Sunday, August 22, 2010

David Sedaris at the Arlington was hilarious, but performance was cut short by questions from stupid white people

Rivas Cultural Services teamed up again with Dyrenforth Acquisitions to take in the David Sedaris show at the Arlington Saturday night, on account of Clare being away in Scotland visiting her grannie.

The little gay was hilarious, as he was when he was last through town a few years ago. I haven't yet read his books, but I've been nothing short of extremely impressed by what I've heard him read. What I enjoy most is that his humor is never predictable. Just when you think you know what he's gonna say next, he makes an entirely different point that is several planes of humor higher than anything you'd thought of. It is very hard to do this and keep people laughing at the same time. Bill Hicks joked about "filling your empty lives with humor you couldn't possibly think of yourselves," but in fact this is a very rare skill. Most comedians make jokes that everyone knows already. Now, maybe Sedaris isn't a comedian in the same sense of the word, and his performance should be judged by different criteria, but he obviously has the incredible ability to create material that is funny enough to keep the smart people interested but simple enough to have mass appeal. He's like Radiohead in this way: he provides both very high artistic content AND very high general appeal.

And therein lay the problem with at the Arlington - the idiot fans. Rivas Cultural Services hates book signings as a rule. We aren't flatly against them, we just don't want any part of them. The bummer in this case was that the book signing cut into Sedaris' time on stage. Dyrenforth Acquisitions and I would have much preferred to have heard Sedaris read for twice as long, rather than surrender half of the quality time with him that we'd paid for to those enough rich enough to buy books (from Borders!) and stand around for an hour waiting to get them signed. His signing their books means we don't get to hear him read more.
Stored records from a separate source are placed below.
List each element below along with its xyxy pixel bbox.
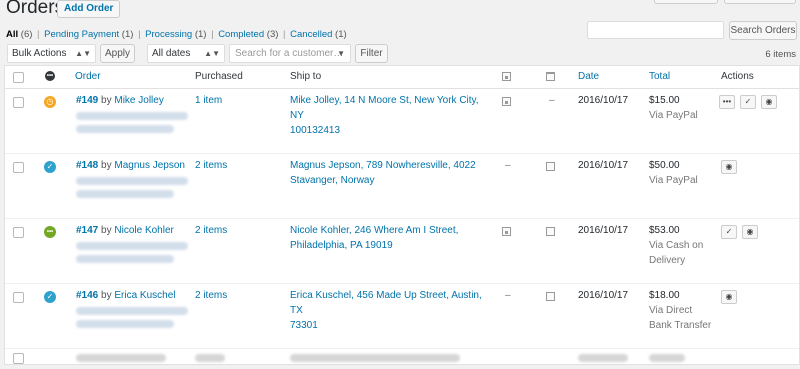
table-header: ••• Order Purchased Ship to Date Total A… — [5, 66, 799, 89]
order-date: 2016/10/17 — [578, 160, 629, 171]
customer-email-blurred — [76, 112, 188, 120]
column-ship-to: Ship to — [290, 71, 322, 82]
column-actions: Actions — [721, 71, 754, 82]
row-partial-blurred — [195, 354, 225, 362]
items-count: 6 items — [765, 49, 796, 60]
purchased-link[interactable]: 1 item — [195, 93, 222, 108]
column-total[interactable]: Total — [649, 71, 670, 82]
view-action-button[interactable]: ◉ — [761, 95, 777, 109]
purchased-link[interactable]: 2 items — [195, 223, 227, 238]
filter-all[interactable]: All (6) — [6, 29, 32, 40]
row-partial-blurred — [76, 354, 166, 362]
orders-table: ••• Order Purchased Ship to Date Total A… — [4, 65, 800, 365]
status-pending-icon: ◷ — [44, 96, 56, 108]
customer-email-blurred — [76, 190, 174, 198]
row-checkbox[interactable] — [13, 162, 24, 173]
filter-cancelled[interactable]: Cancelled (1) — [290, 29, 347, 40]
view-action-button[interactable]: ◉ — [721, 290, 737, 304]
add-order-button[interactable]: Add Order — [57, 0, 121, 18]
search-orders-input[interactable] — [587, 21, 724, 39]
order-link[interactable]: #148 by Magnus Jepson — [76, 160, 185, 171]
billing-address-empty: – — [505, 290, 511, 301]
customer-email-blurred — [76, 242, 188, 250]
row-checkbox[interactable] — [13, 97, 24, 108]
filter-processing[interactable]: Processing (1) — [145, 29, 206, 40]
status-completed-icon: ✓ — [44, 291, 56, 303]
order-link[interactable]: #149 by Mike Jolley — [76, 95, 164, 106]
order-date: 2016/10/17 — [578, 95, 629, 106]
column-date[interactable]: Date — [578, 71, 599, 82]
table-row[interactable]: ••• #147 by Nicole Kohler 2 items Nicole… — [5, 219, 799, 284]
complete-action-button[interactable]: ✓ — [740, 95, 756, 109]
apply-button[interactable]: Apply — [100, 44, 135, 63]
page-title: Orders — [6, 0, 65, 18]
view-action-button[interactable]: ◉ — [721, 160, 737, 174]
select-all-checkbox[interactable] — [13, 72, 24, 83]
order-link[interactable]: #147 by Nicole Kohler — [76, 225, 174, 236]
customer-email-blurred — [76, 307, 188, 315]
bulk-actions-select[interactable]: Bulk Actions ▲▼ — [7, 44, 96, 63]
complete-action-button[interactable]: ✓ — [721, 225, 737, 239]
order-total: $53.00 Via Cash on Delivery — [649, 225, 704, 266]
shipping-note-empty: – — [549, 95, 555, 106]
status-column-icon: ••• — [45, 71, 55, 81]
customer-search-input[interactable]: Search for a customer… ▼ — [229, 44, 351, 63]
chevron-down-icon: ▼ — [337, 49, 345, 58]
table-row[interactable]: ◷ #149 by Mike Jolley 1 item Mike Jolley… — [5, 89, 799, 154]
filter-pending-payment[interactable]: Pending Payment (1) — [44, 29, 133, 40]
order-link[interactable]: #146 by Erica Kuschel — [76, 290, 176, 301]
shipping-note-icon — [546, 292, 555, 301]
table-row[interactable]: ✓ #146 by Erica Kuschel 2 items Erica Ku… — [5, 284, 799, 349]
customer-email-blurred — [76, 177, 188, 185]
column-purchased: Purchased — [195, 71, 243, 82]
billing-address-empty: – — [505, 160, 511, 171]
row-partial-blurred — [649, 354, 685, 362]
customer-email-blurred — [76, 255, 174, 263]
purchased-link[interactable]: 2 items — [195, 158, 227, 173]
table-row[interactable]: ✓ #148 by Magnus Jepson 2 items Magnus J… — [5, 154, 799, 219]
search-orders-button[interactable]: Search Orders — [729, 21, 797, 40]
row-partial-blurred — [578, 354, 628, 362]
status-completed-icon: ✓ — [44, 161, 56, 173]
order-total: $18.00 Via Direct Bank Transfer — [649, 290, 712, 331]
processing-action-button[interactable]: ••• — [719, 95, 735, 109]
help-button[interactable] — [724, 0, 796, 4]
screen-options-button[interactable] — [654, 0, 718, 4]
row-checkbox[interactable] — [13, 227, 24, 238]
ship-to-address[interactable]: Magnus Jepson, 789 Nowheresville, 4022 St… — [290, 158, 490, 188]
status-filter-links: All (6) | Pending Payment (1) | Processi… — [6, 29, 347, 40]
customer-email-blurred — [76, 320, 174, 328]
column-order[interactable]: Order — [75, 71, 101, 82]
row-partial-blurred — [290, 354, 460, 362]
billing-address-icon — [502, 227, 511, 236]
table-row[interactable] — [5, 349, 799, 369]
date-filter-select[interactable]: All dates ▲▼ — [147, 44, 225, 63]
row-checkbox[interactable] — [13, 292, 24, 303]
chevron-down-icon: ▲▼ — [75, 49, 91, 58]
chevron-down-icon: ▲▼ — [204, 49, 220, 58]
view-action-button[interactable]: ◉ — [742, 225, 758, 239]
ship-to-address[interactable]: Mike Jolley, 14 N Moore St, New York Cit… — [290, 93, 490, 138]
ship-to-address[interactable]: Nicole Kohler, 246 Where Am I Street, Phi… — [290, 223, 490, 253]
ship-to-address[interactable]: Erica Kuschel, 456 Made Up Street, Austi… — [290, 288, 490, 333]
billing-address-icon — [502, 97, 511, 106]
billing-address-icon — [502, 72, 511, 81]
filter-completed[interactable]: Completed (3) — [218, 29, 278, 40]
order-date: 2016/10/17 — [578, 225, 629, 236]
shipping-note-icon — [546, 72, 555, 81]
status-on-hold-icon: ••• — [44, 226, 56, 238]
filter-button[interactable]: Filter — [355, 44, 388, 63]
shipping-note-icon — [546, 162, 555, 171]
order-total: $15.00 Via PayPal — [649, 95, 698, 121]
order-total: $50.00 Via PayPal — [649, 160, 698, 186]
shipping-note-icon — [546, 227, 555, 236]
customer-email-blurred — [76, 125, 174, 133]
purchased-link[interactable]: 2 items — [195, 288, 227, 303]
order-date: 2016/10/17 — [578, 290, 629, 301]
The other problem was the question and answer session. When will UCSB Arts & Lectures learn that this is a bad format for paid entertainment? I'm paying to hear Sedaris!!!! Not to hear some rich white stooge's idea of what will inspire Sedaris to answer brilliantly. The people asking the questions were obviously trying way too hard to impress those sitting around them by asking things that they were certain would drive Sedaris to launch into a super-gay rant that was funnier than anything he'd prepared. Obviously, this didn't work, in any instance, and Sedaris was instead forced to tactfully deflect idiotic questions.

Dyrenforth Acquisitions regarded this as further proof that people go to these "get-your-shot-of-culture-here" events to get laid. When someone asked, "How's your brother?", the artist explained that his brother as he writes about him is a much different being than his real-life brother, and that the latter was not subject to being talked/written about without his input. A parallel notion can be found on a series of ESPN commercials on TV these days that shows football commentators being approached in grocery store parking lots and airports by fans who've see them on TV and, mistakenly interpreting this as a two-way relationship, approach the TV personalities as if they were their real-life friends and ask them for rides home and stuff.

"That's not how you treat an artist," Herr Dyrenforth scoffed. "What a bunch of stupid fuckin' white people!"

(Which, I'll add, just goes to show that most crowds are full of stupid people, be they white or brown. When Chris Rock came to the Shoe a while back, two thirds of his performance was dedicated to jokes everyone already knew but that the bulk of the paying crowd - the brown trash and rich whites - absolutely loved.)